With his solitary, last-minute decision to ask Congress for authorization in advance for any military strikes on Syria–taken against the advice of his senior advisors–President Obama has set himself up for the biggest failure of his presidency, one that could haunt the United States for years to come.

Perhaps Obama figured that he would get easy approval from Congress–although why he thought the House, which has been growing increasingly isolationist, would go along with the strikes is a mystery. And indeed the publicly available evidence of House members’ voting intentions shows scant support for the Syria strikes. So far 118 House members have come out publicly against the strikes; only 25 have come out in favor of them. The Washington Post reports that another 119 are “leaning” against the resolution.

There is still time to change minds and to twist arms. Perhaps the president’s speech on Tuesday will mark a turnaround on the Hill. But the trend seems to be running against the White House with public-opinion polls indicating growing popular opposition that has been expressed in a deluge of calls, emails, letters, and oral comments to members of Congress.
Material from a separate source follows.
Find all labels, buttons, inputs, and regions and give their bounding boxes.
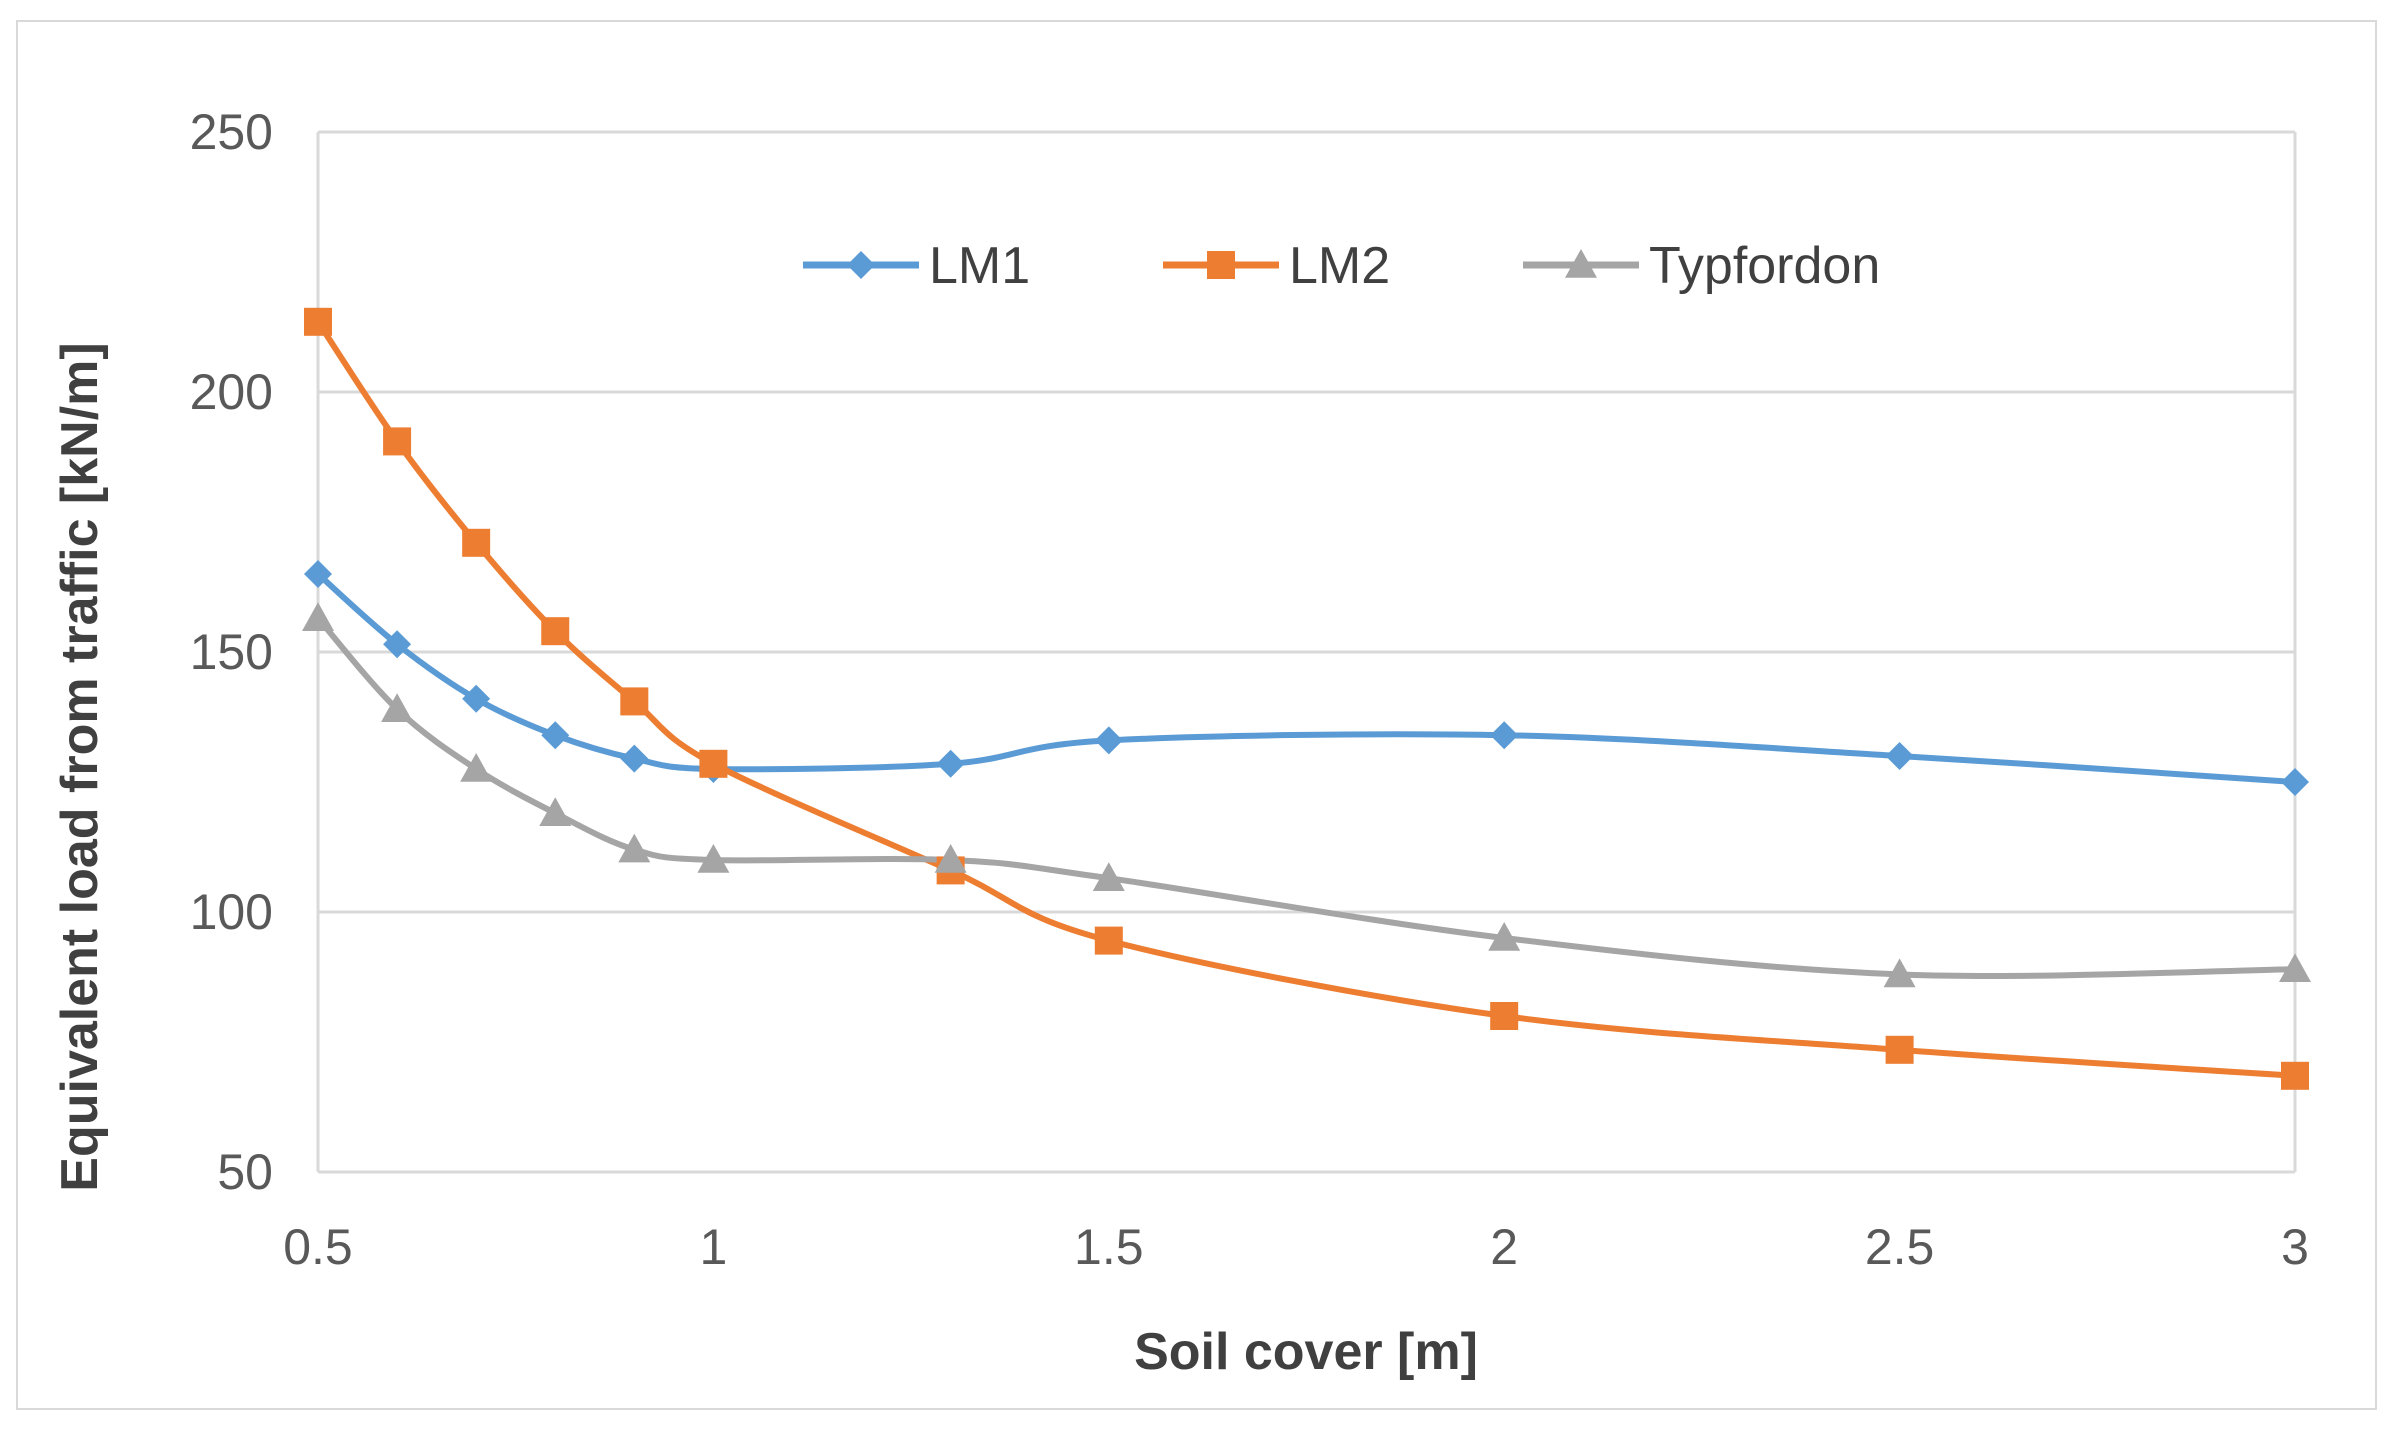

The Senate is still likely to approve action, but the odds are growing that the House won’t. And if the House doesn’t go along it will, as a practical political matter, be virtually impossible for Obama to order strikes anyway.

The result if the U.S. does nothing: Bashar Assad will get away with the most significant use of chemical weapons since Saddam Hussein gassed the Kurds in 1988. This, in turn, will send a signal to weapons proliferators such as North Korea and Iran that the U.S. lacks the will to stop them. Any hopes of a negotiated stop to the Iranian nuclear program–admittedly slim to begin with–will disappear altogether. Israel will be left standing alone against the Iranians and their Hezbollah proxies. The opposition in Syria will suffer a substantial blow and Assad may well be emboldened to employ sarin gas again.

Beyond the Middle East, a failure to back up the president’s threats regarding the “red line” will be read–correctly, I fear–as proof that America is retreating from its global responsibilities, a development which will dismay allies from Taiwan to Poland, gladden rivals such as China and Russia, and cause American influence to plummet.

On the home front, meanwhile, Obama will be seen as a lame-duck president with the defeat shadowing his entire second term.

All this because Obama chose to do something he repeatedly stressed he didn’t need to do–ask Congress for approval for airstrikes of the kind that previous presidents from Ronald Reagan to Bill Clinton routinely launched without asking for Congress’s approval in advance. Indeed the War Powers Act gives the president 90 days to seek congressional approval; it doesn’t require approval in advance. As a practical matter presidents only ask for such approval when they are contemplating the use of ground forces for a major campaign–e.g., in the Gulf War of 1991 or the Iraq War of 2003.

It would take a psychologist to unravel what the president was thinking in making this monumental blunder. I am still not convinced by those who claim he is consciously trying to diminish American power, because if the U.S. is less powerful so is our president. But even if he has no such conscious design, Obama’s actions are definitely leading in the direction of a diminished superpower–one that will be increasingly derided, not respected, on the world stage.